A "muncher" carefully removes remnants of the "double-T" segment of precast concrete that fell on a worker Nov. 29.

He continued, "There is a great deal of quality assurance throughout the design and construction process, just so we can avoid these kinds of things [job-site accidents]. But construction is an inherently dangerous process."

Taylor emphasized that the area affected by the collapsed floors was a very small portion of the overall project, representing about 4 percent of the total. "The actual structural failure was very limited," he said, adding that the extent of damage was still under review as of mid-December. Of a total of some 350 double T's in the project, about 284 had been set without incident when the accident occurred, he noted. "It was number 284 or 285 that fell. Most of the garage is there and stable."

He used an egg-crate image to illustrate the damage: "If you had an egg crate with 3 rows of 9 eggs each, that would total 27 slots or 'bays.' The problem at MLP-9 is confined to one portion of one bay."

Workers anxiously await news of any injuries following the collapse at MLP-9. A small village of rescue workers and media appeared on the scene shortly after the accident occurred around 9 a.m.

Response to the accident was massive. The NIH Police took the first call, Taylor said, and sent out a request to Montgomery County for "mutual assistance." The NIH Fire Department was on the scene moments after being alerted by NIH Police. "The county called in their experts in collapse — we don't have that [kind of expertise]," Taylor noted. "They responded with anything and everything they could muster that might be helpful in this situation."
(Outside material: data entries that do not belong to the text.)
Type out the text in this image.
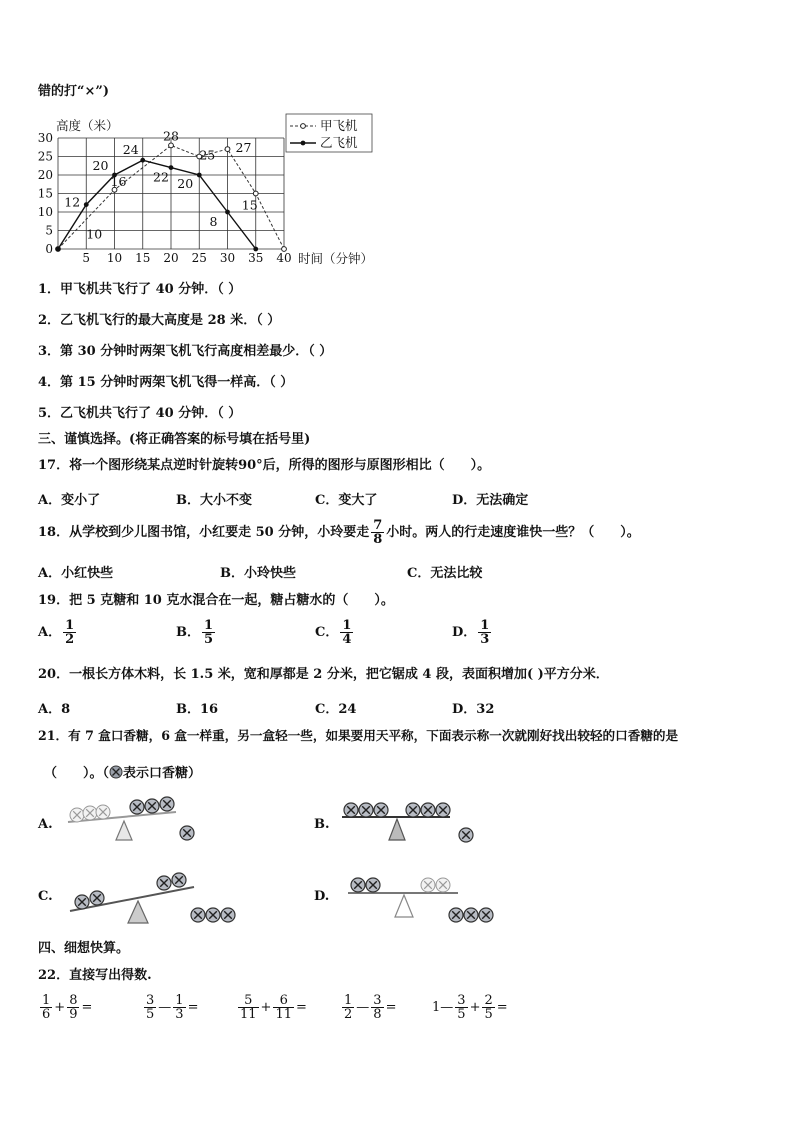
错的打“×”)
5 10 15 20 25 30 35 40
0
5
10
15
20
25
30
高度（米）
时间（分钟）
16
28
25 27
15
12
20
24
22 20
8
10
甲飞机
乙飞机
1．甲飞机共飞行了 40 分钟．（ ）
2．乙飞机飞行的最大高度是 28 米．（ ）
3．第 30 分钟时两架飞机飞行高度相差最少．（ ）
4．第 15 分钟时两架飞机飞得一样高．（ ）
5．乙飞机共飞行了 40 分钟．（ ）
三、谨慎选择。(将正确答案的标号填在括号里)
17．将一个图形绕某点逆时针旋转90°后，所得的图形与原图形相比（　　）。
A．变小了	B．大小不变	C．变大了	D．无法确定
18．从学校到少儿图书馆，小红要走 50 分钟，小玲要走 $\frac{7}{8}$ 小时。两人的行走速度谁快一些？（　　）。
A．小红快些	B．小玲快些	C．无法比较
19．把 5 克糖和 10 克水混合在一起，糖占糖水的（　　）。
A． $\frac{1}{2}$	B． $\frac{1}{5}$	C． $\frac{1}{4}$	D． $\frac{1}{3}$
20．一根长方体木料，长 1.5 米，宽和厚都是 2 分米，把它锯成 4 段，表面积增加( )平方分米．
A．8	B．16	C．24	D．32
21．有 7 盒口香糖，6 盒一样重，另一盒轻一些，如果要用天平称，下面表示称一次就刚好找出较轻的口香糖的是
（　　）。（ 表示口香糖）
A.	B.
C.	D.
四、细想快算。
22．直接写出得数.
$\frac{1}{6} + \frac{8}{9}$ =	$\frac{3}{5}$ — $\frac{1}{3}$ =	$\frac{5}{11} + \frac{6}{11}$ =	$\frac{1}{2}$ — $\frac{3}{8}$ =	1— $\frac{3}{5} + \frac{2}{5}$ =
The county Urban Search and Rescue Unit pulled a tractor-trailer onto the scene to augment an array of police and fire command posts already present. Despite the amassed manpower, including several trained canines, many of the responders had to wait for hours until the structure was deemed safe to enter. "It took about 8 hours of erecting temporary shoring before the Fire Department felt it was safe to begin the body recovery operation," Taylor said.

Portions of the west side of the Clinical Center were temporarily evacuated on the order of CC director Dr. John Gallin, in case of any further structural collapse, and netting was strung in front of windows that might have been vulnerable to the flight of debris.

Concerns that the lone vertical member at right might also collapse caused NIH officials to evacuate temporarily some portions along the west side of Bldg. 10.

Long-time NIH construction authorities could not recall another construction-related fatality in campus history, although there have been industrial and traffic-associated accidents on campus in which individuals have died, Taylor reported.

He noted that contractors' safety records and past performance are always evaluated prior to selection for work at NIH, and that "in construction, the contractor is responsible for the means and methods of achieving safety...in the United States, contracts are written so that the owner [the government] does not take on the safety liability of the contractor." Taylor also said that Coakley & Williams will remain the prime contractor on MLP-9 once the rebuilding phase starts. "Based on what we know today, there's no reason for us to change."

MLP-9, with space for almost 1,000 cars, had been scheduled to open in March 2005. Its new estimated time of completion has not been set.

A memorial trust to aid Alvarado Gochez's son has been established. Checks should be made out to "Emerson Mauricio Trust Fund," c/o United Bank, 9872 Liberia Ave., Manassas, VA 20110-9821.

Rescue workers had to wait for 8 hours before the structure was made safe enough to enter.